Surgical errors and other doctor mistakes are all too common

On Behalf of | Sep 28, 2017 | Medical Malpractice |

For patients who must undergo surgery in North Carolina, the last thing they want to worry about is the surgeon getting it wrong. The thought of a doctor taking out the wrong kidney or amputating the wrong arm is terrifying, but it does happen.

Kaiser Health News reports these instances in recent years:

  • A preschooler had the wrong eye operated on in Oregon.
  • Three patients over a period of two months underwent wrong-site spinal operations in a Boston hospital.
  • Five patients received wrong-site surgeries in a Rhode Island medical center, prompting the state to order the installation of video cameras in the center’s operating rooms.

The medical community has responded to these events by developing procedures meant to serve as a system of checks and balances. However, the mistakes continue to be made.

The national hospital accreditation group, known as the Joint Commission, initiated reporting procedures for these instances, but reporting is spotty. Based on the data it does receive from individual state reporting, the commission estimates the occurrence of wrong-site surgeries is 40 times a week across all clinics and hospitals in the U.S.

That number is a total of all instances nationwide, not meant to represent any individual state, health care system or hospital.

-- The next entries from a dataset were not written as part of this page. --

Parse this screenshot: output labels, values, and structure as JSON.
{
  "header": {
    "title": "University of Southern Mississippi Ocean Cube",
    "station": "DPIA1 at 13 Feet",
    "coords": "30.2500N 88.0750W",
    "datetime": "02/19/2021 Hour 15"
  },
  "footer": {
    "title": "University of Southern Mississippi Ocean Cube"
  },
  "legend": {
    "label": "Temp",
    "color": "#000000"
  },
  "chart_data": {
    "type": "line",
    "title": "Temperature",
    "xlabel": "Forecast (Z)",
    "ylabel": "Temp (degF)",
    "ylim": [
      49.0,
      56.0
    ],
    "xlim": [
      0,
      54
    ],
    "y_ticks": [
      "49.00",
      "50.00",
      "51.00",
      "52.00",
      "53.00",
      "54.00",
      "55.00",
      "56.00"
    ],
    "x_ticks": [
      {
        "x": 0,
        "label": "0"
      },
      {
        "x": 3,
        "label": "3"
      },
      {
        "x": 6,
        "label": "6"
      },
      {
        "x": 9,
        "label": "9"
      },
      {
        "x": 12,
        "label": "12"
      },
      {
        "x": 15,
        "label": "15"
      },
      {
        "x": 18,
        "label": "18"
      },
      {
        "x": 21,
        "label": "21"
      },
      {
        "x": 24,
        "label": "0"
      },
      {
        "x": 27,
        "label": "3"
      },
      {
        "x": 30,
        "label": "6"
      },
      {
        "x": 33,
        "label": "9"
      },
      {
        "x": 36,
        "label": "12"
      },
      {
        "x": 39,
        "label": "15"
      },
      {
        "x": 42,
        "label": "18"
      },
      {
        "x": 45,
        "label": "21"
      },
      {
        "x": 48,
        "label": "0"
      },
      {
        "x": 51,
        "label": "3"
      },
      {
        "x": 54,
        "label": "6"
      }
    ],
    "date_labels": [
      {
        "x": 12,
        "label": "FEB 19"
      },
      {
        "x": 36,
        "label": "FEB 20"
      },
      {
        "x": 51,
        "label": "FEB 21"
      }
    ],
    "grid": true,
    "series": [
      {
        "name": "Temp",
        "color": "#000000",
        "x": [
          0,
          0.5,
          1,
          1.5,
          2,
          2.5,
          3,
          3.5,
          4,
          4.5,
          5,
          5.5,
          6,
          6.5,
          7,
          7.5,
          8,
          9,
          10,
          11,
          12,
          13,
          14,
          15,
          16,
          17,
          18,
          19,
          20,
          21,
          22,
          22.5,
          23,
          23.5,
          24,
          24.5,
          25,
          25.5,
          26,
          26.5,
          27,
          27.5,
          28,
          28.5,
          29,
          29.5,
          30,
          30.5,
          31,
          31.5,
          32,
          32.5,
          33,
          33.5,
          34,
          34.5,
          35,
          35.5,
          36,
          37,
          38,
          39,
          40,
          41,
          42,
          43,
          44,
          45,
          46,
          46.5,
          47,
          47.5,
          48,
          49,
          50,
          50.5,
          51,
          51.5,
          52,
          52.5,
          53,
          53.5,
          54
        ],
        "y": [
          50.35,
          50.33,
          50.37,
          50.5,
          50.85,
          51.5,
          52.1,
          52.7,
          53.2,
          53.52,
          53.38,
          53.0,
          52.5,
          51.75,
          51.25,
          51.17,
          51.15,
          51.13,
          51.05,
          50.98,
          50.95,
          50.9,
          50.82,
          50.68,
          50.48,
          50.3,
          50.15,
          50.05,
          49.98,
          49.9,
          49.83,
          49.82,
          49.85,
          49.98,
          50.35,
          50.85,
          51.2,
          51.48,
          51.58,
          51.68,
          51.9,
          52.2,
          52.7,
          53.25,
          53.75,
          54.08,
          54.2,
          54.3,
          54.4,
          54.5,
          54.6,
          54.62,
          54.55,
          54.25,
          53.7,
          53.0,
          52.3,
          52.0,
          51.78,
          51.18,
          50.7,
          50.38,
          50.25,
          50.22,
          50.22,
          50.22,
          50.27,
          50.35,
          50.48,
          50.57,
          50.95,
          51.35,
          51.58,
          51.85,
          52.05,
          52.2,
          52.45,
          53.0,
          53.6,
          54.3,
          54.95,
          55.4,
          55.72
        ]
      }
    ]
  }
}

That number also includes instances in which the wrong procedure is performed on the patient, as well as when a procedure is performed on the wrong person. 

In North Carolina, the state medical board meets quarterly to review complaints, initiate investigations and take disciplinary action, if needed, against physicians across the state. A summary of the board’s actions from August through October of 2015 includes license suspensions for alcohol and substance abuse and a reprimand of a surgeon for striking a patient.

Additionally, the board issued “public letters of concern” to medical personnel for using controlled substances for personal pain management, prescribing controlled substances to family members (in one case for several years) and a wrong-site surgery on a patient’s right thumb instead of the index finger.  

It is unknown whether these board actions are tied to any wrong-site surgery or treatment (except for the specific instance noted above). But these cases show that physicians, like everyone else, make mistakes.